Nausea, vomiting and dizziness, but also sweating, headaches or drowsiness: the symptoms of motion sickness - known as motion sickness in the technical jargon - are varied. "No one knows exactly how motion sickness develops," says travel medicine specialist Prof. Thomas Küpper from the University Hospital of RWTH Aachen University. But there is the so-called interference signal theory.
According to this, travel sickness occurs because the perception of the eyes does not match the signals from other sensory organs - such as those of the organ of balance in the ear. This can happen on a ship, for example. Because of the waves, the brain gets the signal from the balance organ: There is a lot of movement here. Just below deck, however, the eyes report: the room is not moving. "The brain picks up everything and checks whether the image is consistent or not," says Küpper, First Vice President of the German Society for Travel Medicine.
Even if it feels like this: “The stomach is not the core of the problem. But he has to pay for it,” says Prof. Tomas Jelinek. The head of the Berlin Center for Travel and Tropical Medicine speaks of a communication disorder in the brain. The conflicting information leads to overstimulation - and thus to nausea. And: The areas in the brain where the information converges are relatively close to the vomiting center.
The probability of suffering from motion sickness varies depending on the means of transport: According to Thomas Küpper, it is highest when traveling by bus, then by car and train – and finally by flying. Tomas Jelinek suspects that the view from the plane window is so far removed from reality that one has the feeling of sitting still. This creates less confusion in the brain.
Of course, flying is not always possible - and it is also not the best choice in terms of the ecological footprint. It's a good thing that there are a few tricks for all other means of transport that, at best, prevent travel sickness in the first place.
It starts with the choice of place. The rule of thumb here is: It's better to sit in the front in the car or bus, in the middle on a ship or plane. On a ship it is even a good idea to lie flat. And if you get sick on the plane, Küpper advises you to consciously participate in the movements of the planes. “That means leaning into the curve, not sitting upright. That way the picture stays consistent.”
When driving in the passenger seat or the back seat, you should fixate on a stationary point on the horizon and take a break in the fresh air from time to time. And the most important thing: don't look at your cell phone or read anything. “The information becomes even more confusing when the eyes follow letters or a movie. Then there is total confusion,” says Tomas Jelinek.
This applies to adults as well as to children. The little ones – especially between the ages of four and ten – are particularly prone to travel sickness. "The connections in the brain are not yet complete, so it reacts even more sensitively to information problems," says Tomas Jelinek. In addition, the space in the back seat increases the risk of motion sickness. Above all, distraction through games can help - from "I see something you don't see" to "Who will discover five red cars first?".
For adults, on the other hand, it can help to focus on conversations instead of thinking about the nausea. Thomas Küpper from the Aachen University Hospital always gives his students a tip as a joke: Flirt with the person sitting next to you is the safest way to avoid getting sick. And in the car, of course, there remains the option of moving to the driver's seat. Because those who drive usually do not experience travel sickness, "because you have to concentrate on one task," says Jelinek.
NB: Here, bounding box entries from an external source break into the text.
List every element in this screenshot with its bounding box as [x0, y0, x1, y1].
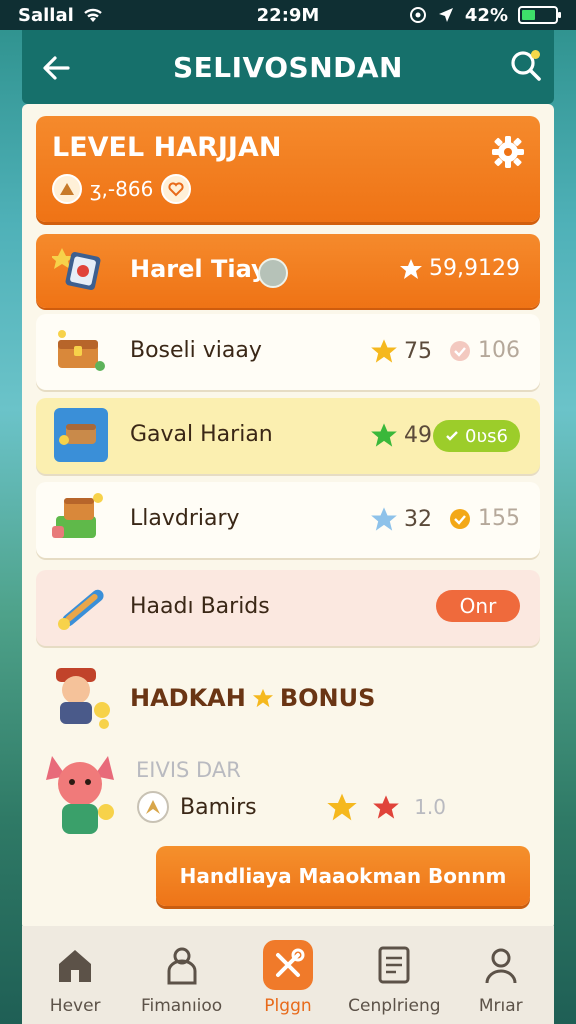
page-title: SELIVOSNDAN — [173, 50, 403, 84]
red-star-icon — [373, 795, 400, 819]
nav-label: Fimanıioo — [140, 996, 223, 1016]
reward-pill[interactable]: 0ʋs6 — [432, 420, 520, 452]
level-title: LEVEL HARJJAN — [52, 132, 282, 163]
level-sub-value: ʒ,-866 — [90, 177, 154, 201]
bonus-title-left: HADKAH — [130, 684, 246, 712]
status-right: 42% — [409, 4, 561, 26]
back-arrow-icon[interactable] — [38, 50, 74, 86]
nav-label: Mrıar — [478, 996, 523, 1016]
star-icon — [327, 793, 357, 821]
star-count-text: 75 — [404, 338, 432, 364]
star-icon — [371, 507, 397, 531]
coin-badge-icon — [258, 258, 288, 288]
document-icon — [369, 940, 419, 990]
list-item-featured[interactable]: Harel Tiay 59,9129 — [36, 234, 540, 308]
star-count-text: 32 — [404, 506, 432, 532]
list-item-label: Boseli viaay — [130, 338, 262, 363]
nav-label: Hever — [49, 996, 101, 1016]
cannon-crate-icon — [54, 408, 108, 462]
person-bag-icon — [157, 940, 207, 990]
compass-icon — [137, 791, 169, 823]
battery-percent: 42% — [464, 4, 508, 26]
notification-dot — [531, 50, 540, 59]
adventurer-avatar-icon — [56, 668, 110, 729]
trophy-card-icon — [52, 248, 101, 291]
search-button[interactable] — [506, 46, 546, 86]
bottom-nav: Hever Fimanıioo Plggn Cenplrieng Mrıar — [22, 926, 554, 1024]
list-item-highlight[interactable]: Gaval Harian 49 0ʋs6 — [36, 398, 540, 474]
secondary-count-text: 106 — [478, 338, 520, 363]
nav-item-home[interactable]: Hever — [25, 940, 125, 1016]
list-item-label: Llavdriary — [130, 506, 240, 531]
level-sub: ʒ,-866 — [52, 174, 192, 204]
list-item[interactable]: Boseli viaay 75 106 — [36, 314, 540, 390]
bonus-section: HADKAH BONUS EIVIS DAR Bamirs 1.0 — [36, 650, 540, 850]
star-count: 32 — [370, 506, 432, 532]
featured-value: 59,9129 — [399, 256, 520, 281]
treasure-chest-icon — [58, 330, 105, 371]
app-header: SELIVOSNDAN — [22, 30, 554, 104]
list-item-label: Harel Tiay — [130, 255, 267, 283]
status-bar: Sallal 22:9M 42% — [0, 0, 576, 30]
location-icon — [409, 7, 426, 23]
list-item-label: Haadı Barids — [130, 594, 270, 619]
reward-chip-icon — [52, 174, 82, 204]
secondary-count: 155 — [448, 506, 520, 531]
bonus-title: HADKAH BONUS — [130, 684, 375, 712]
bonus-cta-button[interactable]: Handliaya Maaokman Bonnm — [156, 846, 530, 906]
battery-icon — [518, 6, 561, 24]
gift-box-icon — [52, 493, 103, 538]
telescope-icon — [58, 589, 104, 630]
bonus-stats: 1.0 — [326, 792, 446, 822]
bonus-item-label: Bamirs — [180, 794, 257, 820]
bonus-title-right: BONUS — [279, 684, 376, 712]
status-left: Sallal — [18, 5, 104, 26]
bonus-caption: EIVIS DAR — [136, 758, 241, 782]
reward-pill-text: 0ʋs6 — [464, 425, 508, 447]
action-button[interactable]: Onr — [436, 590, 520, 622]
wifi-icon — [83, 8, 102, 22]
fox-mascot-icon — [46, 756, 114, 834]
star-icon — [371, 423, 397, 447]
nav-label: Plggn — [264, 996, 312, 1016]
tools-icon — [262, 940, 313, 990]
profile-icon — [476, 940, 526, 990]
check-badge-icon — [450, 340, 470, 361]
nav-item-plugin[interactable]: Plggn — [238, 940, 338, 1016]
check-icon — [446, 431, 458, 441]
bonus-item-value: 1.0 — [414, 795, 446, 819]
navigation-arrow-icon — [438, 8, 453, 22]
secondary-count: 106 — [448, 338, 520, 363]
star-count: 75 — [370, 338, 432, 364]
star-count: 49 — [370, 422, 432, 448]
star-icon — [400, 258, 423, 279]
list-item-bonus[interactable]: Haadı Barids Onr — [36, 570, 540, 646]
secondary-count-text: 155 — [478, 506, 520, 531]
level-card: LEVEL HARJJAN ʒ,-866 — [36, 116, 540, 222]
settings-gear-icon[interactable] — [490, 134, 526, 170]
star-icon — [371, 339, 397, 363]
bonus-item[interactable]: Bamirs — [136, 790, 257, 824]
list-item-label: Gaval Harian — [130, 422, 273, 447]
main-panel: LEVEL HARJJAN ʒ,-866 Harel Tiay 59,9129 … — [22, 104, 554, 930]
check-badge-icon — [450, 508, 470, 529]
nav-label: Cenplrieng — [348, 996, 441, 1016]
nav-item-finance[interactable]: Fimanıioo — [132, 940, 232, 1016]
star-count-text: 49 — [404, 422, 432, 448]
home-icon — [50, 940, 100, 990]
star-icon — [252, 688, 273, 708]
nav-item-profile[interactable]: Mrıar — [451, 940, 551, 1016]
nav-item-completing[interactable]: Cenplrieng — [344, 940, 444, 1016]
search-icon — [511, 51, 541, 81]
list-item[interactable]: Llavdriary 32 155 — [36, 482, 540, 558]
battery-fill — [522, 10, 536, 20]
carrier-label: Sallal — [18, 4, 74, 26]
featured-value-text: 59,9129 — [429, 256, 520, 281]
heart-badge-icon — [161, 174, 192, 204]
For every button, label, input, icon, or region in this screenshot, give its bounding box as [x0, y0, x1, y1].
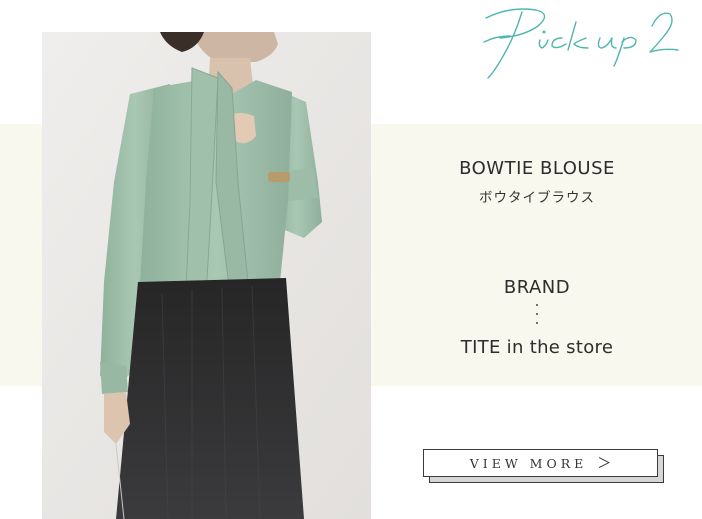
brand-label: BRAND — [503, 277, 571, 298]
brand-separator — [372, 304, 702, 332]
separator-dot — [536, 304, 538, 306]
product-name-ja: ボウタイブラウス — [479, 190, 595, 206]
product-photo[interactable] — [42, 32, 371, 519]
pickup-card: Pick up 2 BOWTIE BLOUSE ボウタイブラウス BRAND T… — [0, 0, 702, 519]
chevron-right-icon: ＞ — [597, 456, 612, 472]
brand-name: TITE in the store — [460, 337, 614, 358]
model-illustration — [42, 32, 371, 519]
separator-dot — [536, 322, 538, 324]
view-more-button[interactable]: VIEW MORE ＞ — [423, 449, 658, 477]
pickup-script-title: Pick up 2 — [480, 2, 690, 82]
pickup-script-text: Pick up 2 — [480, 82, 481, 83]
product-name-en: BOWTIE BLOUSE — [459, 158, 615, 179]
view-more-label: VIEW MORE — [469, 455, 588, 471]
separator-dot — [536, 313, 538, 315]
pickup-script-heading — [483, 8, 679, 79]
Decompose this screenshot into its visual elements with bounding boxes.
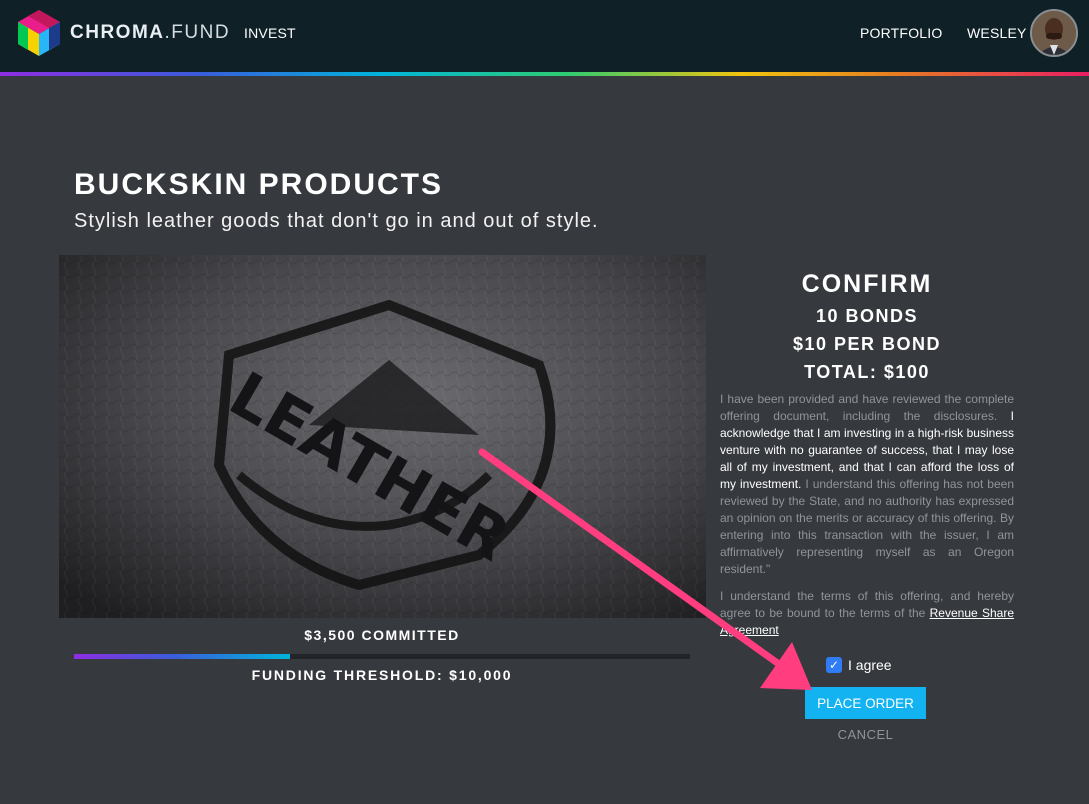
- nav-portfolio-link[interactable]: PORTFOLIO: [860, 25, 942, 41]
- confirm-panel: CONFIRM 10 BONDS $10 PER BOND TOTAL: $10…: [720, 270, 1014, 639]
- offering-hero-image: LEATHER: [59, 255, 706, 618]
- terms-statement: I understand the terms of this offering,…: [720, 588, 1014, 639]
- check-icon: ✓: [828, 658, 840, 672]
- offering-subtitle: Stylish leather goods that don't go in a…: [74, 210, 599, 232]
- place-order-button[interactable]: PLACE ORDER: [805, 687, 926, 719]
- rainbow-divider: [0, 72, 1089, 76]
- nav-invest-link[interactable]: INVEST: [244, 25, 296, 41]
- funding-progress-bar: [74, 654, 690, 659]
- legal-text-2: I understand this offering has not been …: [720, 477, 1014, 576]
- committed-amount: $3,500 COMMITTED: [304, 627, 460, 643]
- legal-text-1: I have been provided and have reviewed t…: [720, 392, 1014, 423]
- cancel-link[interactable]: CANCEL: [805, 727, 926, 742]
- funding-progress-fill: [74, 654, 290, 659]
- agree-checkbox[interactable]: ✓: [826, 657, 842, 673]
- brand-suffix: .FUND: [164, 22, 231, 43]
- chroma-cube-logo-icon[interactable]: [16, 8, 62, 58]
- funding-threshold: FUNDING THRESHOLD: $10,000: [251, 667, 513, 683]
- avatar-portrait-icon: [1032, 11, 1076, 55]
- price-per-bond: $10 PER BOND: [792, 334, 942, 354]
- user-avatar[interactable]: [1030, 9, 1078, 57]
- agree-label: I agree: [848, 657, 892, 673]
- top-navbar: CHROMA.FUND INVEST PORTFOLIO WESLEY: [0, 0, 1089, 72]
- confirm-title: CONFIRM: [801, 270, 933, 298]
- brand-name[interactable]: CHROMA.FUND: [70, 22, 230, 44]
- bond-count: 10 BONDS: [815, 306, 919, 326]
- legal-disclaimer: I have been provided and have reviewed t…: [720, 391, 1014, 578]
- brand-prefix: CHROMA: [70, 22, 165, 43]
- order-total: TOTAL: $100: [804, 362, 930, 382]
- nav-user-link[interactable]: WESLEY: [967, 25, 1027, 41]
- agree-checkbox-row[interactable]: ✓ I agree: [826, 657, 892, 673]
- offering-title: BUCKSKIN PRODUCTS: [74, 168, 444, 201]
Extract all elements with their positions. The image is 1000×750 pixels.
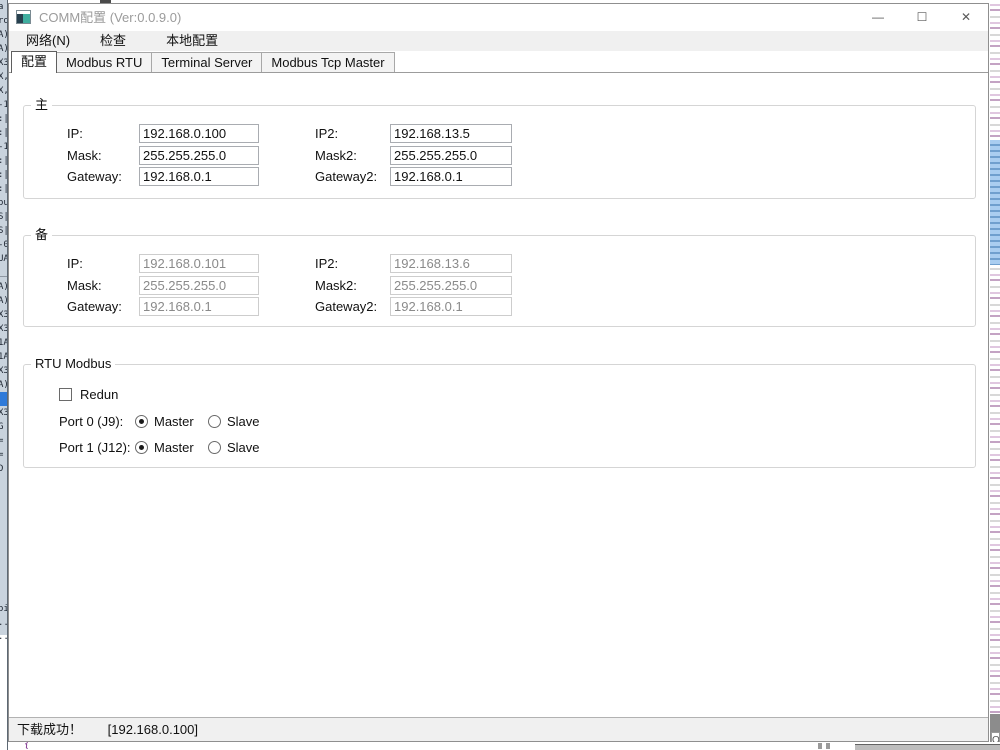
background-editor-left-strip: a ro A) A) X3 X, X, -1 :| :| -1 :| :| :|… xyxy=(0,0,8,750)
primary-gateway2-input[interactable] xyxy=(390,167,512,186)
ip-label: IP: xyxy=(67,254,83,273)
backup-mask2-input xyxy=(390,276,512,295)
status-ip-detail: [192.168.0.100] xyxy=(108,722,198,737)
window-controls: — ☐ ✕ xyxy=(856,4,988,31)
group-backup-title: 备 xyxy=(31,227,52,243)
port1-slave-label: Slave xyxy=(227,438,260,457)
port1-master-label: Master xyxy=(154,438,194,457)
group-backup: 备 IP: Mask: Gateway: IP2: Mask2: Gateway… xyxy=(23,235,976,327)
tab-strip: 配置 Modbus RTU Terminal Server Modbus Tcp… xyxy=(9,51,988,72)
group-primary-title: 主 xyxy=(31,97,52,113)
menu-item-check[interactable]: 检查 xyxy=(89,31,137,51)
background-scrollbar xyxy=(855,744,1000,750)
port0-master-label: Master xyxy=(154,412,194,431)
port0-slave-radio[interactable] xyxy=(208,415,221,428)
port1-slave-radio[interactable] xyxy=(208,441,221,454)
background-selection-highlight xyxy=(0,392,8,406)
background-code-text: a ro A) A) X3 X, X, -1 :| :| -1 :| :| :|… xyxy=(0,0,7,644)
port0-label: Port 0 (J9): xyxy=(59,412,123,431)
group-primary: 主 IP: Mask: Gateway: IP2: Mask2: Gateway… xyxy=(23,105,976,199)
titlebar[interactable]: COMM配置 (Ver:0.0.9.0) — ☐ ✕ xyxy=(9,4,988,31)
port0-master-radio[interactable] xyxy=(135,415,148,428)
minimize-button[interactable]: — xyxy=(856,4,900,31)
ip2-label: IP2: xyxy=(315,254,338,273)
gateway2-label: Gateway2: xyxy=(315,167,377,186)
primary-mask-input[interactable] xyxy=(139,146,259,165)
tab-modbus-rtu[interactable]: Modbus RTU xyxy=(56,52,152,72)
ip-label: IP: xyxy=(67,124,83,143)
mask-label: Mask: xyxy=(67,146,102,165)
gateway2-label: Gateway2: xyxy=(315,297,377,316)
menu-bar: 网络(N) 检查 本地配置 xyxy=(9,31,988,51)
tab-config[interactable]: 配置 xyxy=(11,51,57,73)
primary-ip-input[interactable] xyxy=(139,124,259,143)
group-rtu-modbus: RTU Modbus Redun Port 0 (J9): Master Sla… xyxy=(23,364,976,468)
gateway-label: Gateway: xyxy=(67,167,122,186)
close-button[interactable]: ✕ xyxy=(944,4,988,31)
port0-slave-label: Slave xyxy=(227,412,260,431)
mask2-label: Mask2: xyxy=(315,276,357,295)
config-tab-page: 主 IP: Mask: Gateway: IP2: Mask2: Gateway… xyxy=(9,72,988,717)
background-bottom-strip: { xyxy=(8,742,1000,750)
menu-item-network[interactable]: 网络(N) xyxy=(15,31,81,51)
port1-label: Port 1 (J12): xyxy=(59,438,131,457)
group-rtu-title: RTU Modbus xyxy=(31,356,115,372)
gateway-label: Gateway: xyxy=(67,297,122,316)
backup-mask-input xyxy=(139,276,259,295)
primary-gateway-input[interactable] xyxy=(139,167,259,186)
comm-config-window: COMM配置 (Ver:0.0.9.0) — ☐ ✕ 网络(N) 检查 本地配置… xyxy=(8,3,989,742)
window-title: COMM配置 (Ver:0.0.9.0) xyxy=(39,4,181,31)
app-icon xyxy=(16,10,31,24)
backup-gateway2-input xyxy=(390,297,512,316)
redun-label: Redun xyxy=(80,385,118,404)
tab-terminal-server[interactable]: Terminal Server xyxy=(151,52,262,72)
primary-ip2-input[interactable] xyxy=(390,124,512,143)
status-bar: 下载成功！ [192.168.0.100] xyxy=(9,717,988,741)
status-message: 下载成功！ xyxy=(17,722,82,737)
tab-modbus-tcp-master[interactable]: Modbus Tcp Master xyxy=(261,52,394,72)
mask-label: Mask: xyxy=(67,276,102,295)
background-editor-right-strip xyxy=(990,0,1000,750)
background-right-selection xyxy=(990,140,1000,265)
maximize-button[interactable]: ☐ xyxy=(900,4,944,31)
ip2-label: IP2: xyxy=(315,124,338,143)
mask2-label: Mask2: xyxy=(315,146,357,165)
background-bottom-ticks xyxy=(818,743,822,749)
backup-ip-input xyxy=(139,254,259,273)
port1-master-radio[interactable] xyxy=(135,441,148,454)
backup-gateway-input xyxy=(139,297,259,316)
backup-ip2-input xyxy=(390,254,512,273)
redun-checkbox[interactable] xyxy=(59,388,72,401)
primary-mask2-input[interactable] xyxy=(390,146,512,165)
menu-item-local-config[interactable]: 本地配置 xyxy=(155,31,229,51)
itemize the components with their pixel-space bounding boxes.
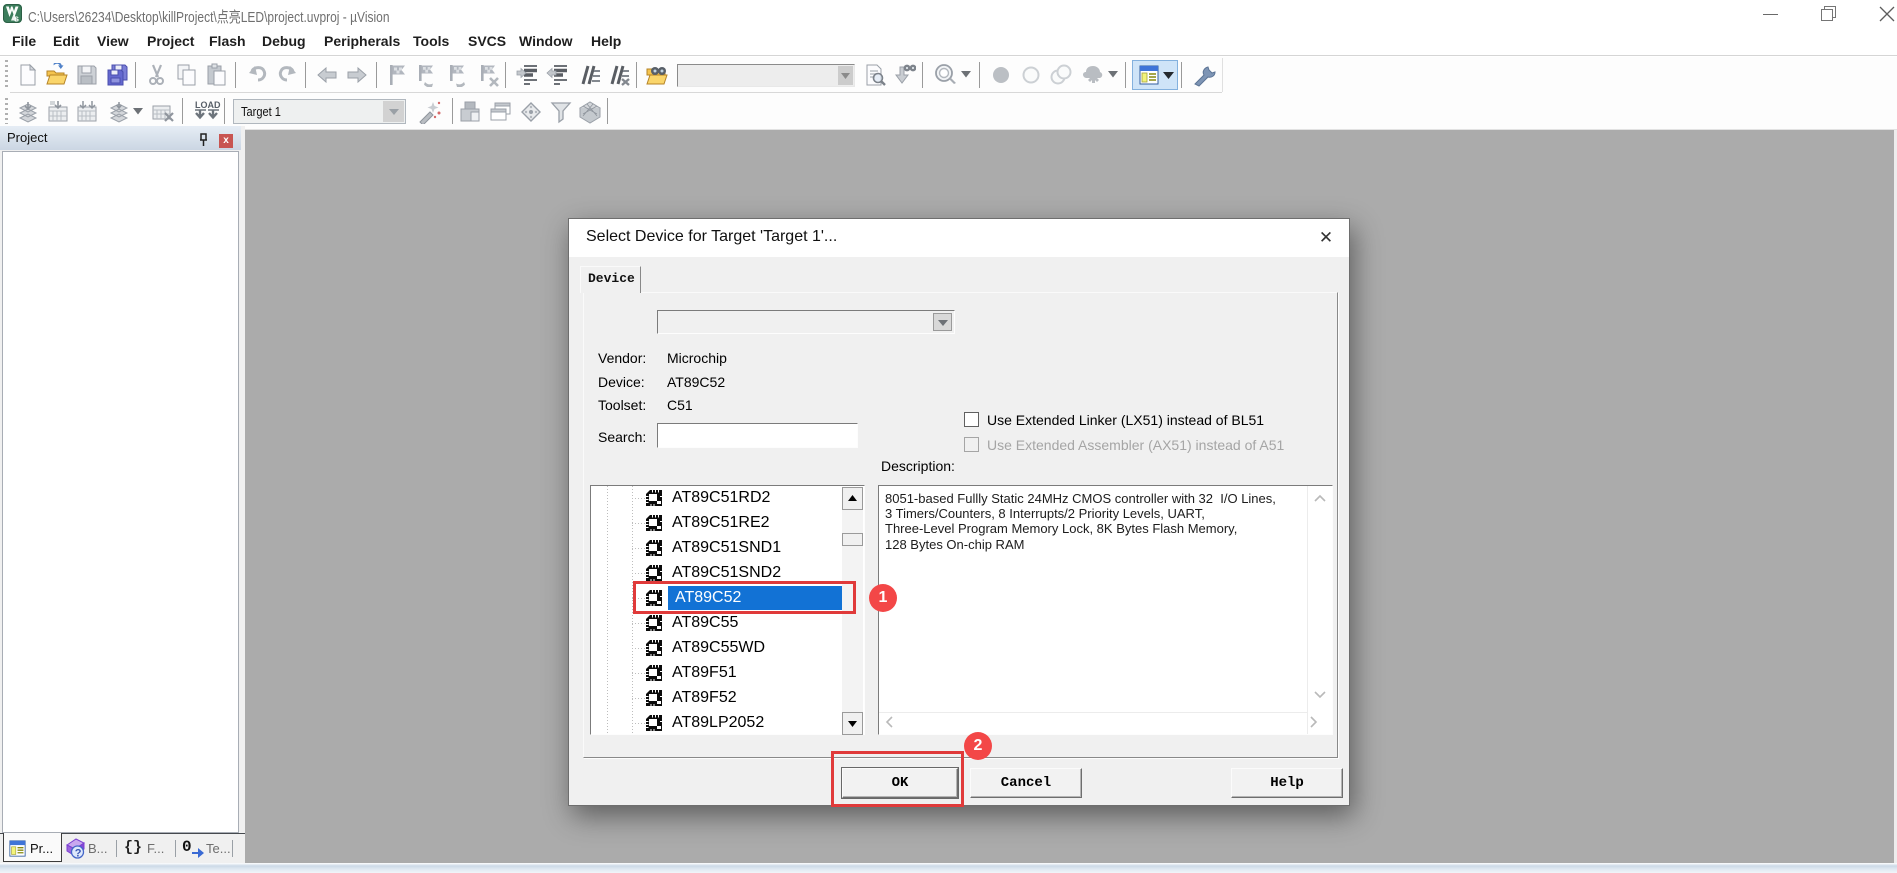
svg-text:?: ? — [75, 848, 82, 860]
svg-text:s: s — [14, 14, 19, 24]
svg-text:LOAD: LOAD — [195, 100, 221, 110]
Medications can also help – in advance or on the go. Whether as tablets, lozenges, suppositories or chewing gum: many preparations rely on the active ingredient dimenhydrinate. It blocks the messenger substance in the brain that can trigger vomiting. "The disadvantage is that you get tired," explains Jelinek.
There is also relief for sticking: plasters with the active ingredient scopolamine are often used by sailors. However, they should not be used in children and the elderly.
They are also not suitable for acute treatment, as they have to be stuck on at least twelve hours before the trip. Thomas Küpper warns: "Under no circumstances should you actively drive to the airport yourself, because they can cause visual disturbances."
Those who prefer gentler methods can try relaxation techniques such as yoga or acupressure bracelets. They are designed to alleviate nausea through permanent pressure on the so-called Nei Kuan point, which is three finger widths below the wrist.
According to Jelinek, studies have so far not been able to prove that methods like these actually work. "But if you feel they help, of course you can take them. Even if they only distract from their own misery,” says Jelinek. Because that's what those affected really feel: "Telling them 'don't be silly' is totally unfair. People are really bad.”
There is also hope. Because unlike a migraine attack with nausea, motion sickness is quickly over. "If you were just a little dizzy, you'll be on your feet again fifteen minutes after arrival," says Thomas Küpper. "If you were really bad, like after an hour or an hour and a half."
By the way: Not eating anything before the trip doesn't help. Instead of reaching for fries with fatty mayonnaise, however, the travel medicine experts recommend easily digestible food.
And Tomas Jelinek has a very special tip for children: "An English colleague recommends toast with strawberry jam". Although this does not prevent nausea or even nausea, it would taste less unpleasant if the worst happened.
The summer holidays are just around the corner – they have even started in six federal states. In view of the chaos at the airports and overcrowded trains, many Germans rely on their cars. But there is also a lot to consider.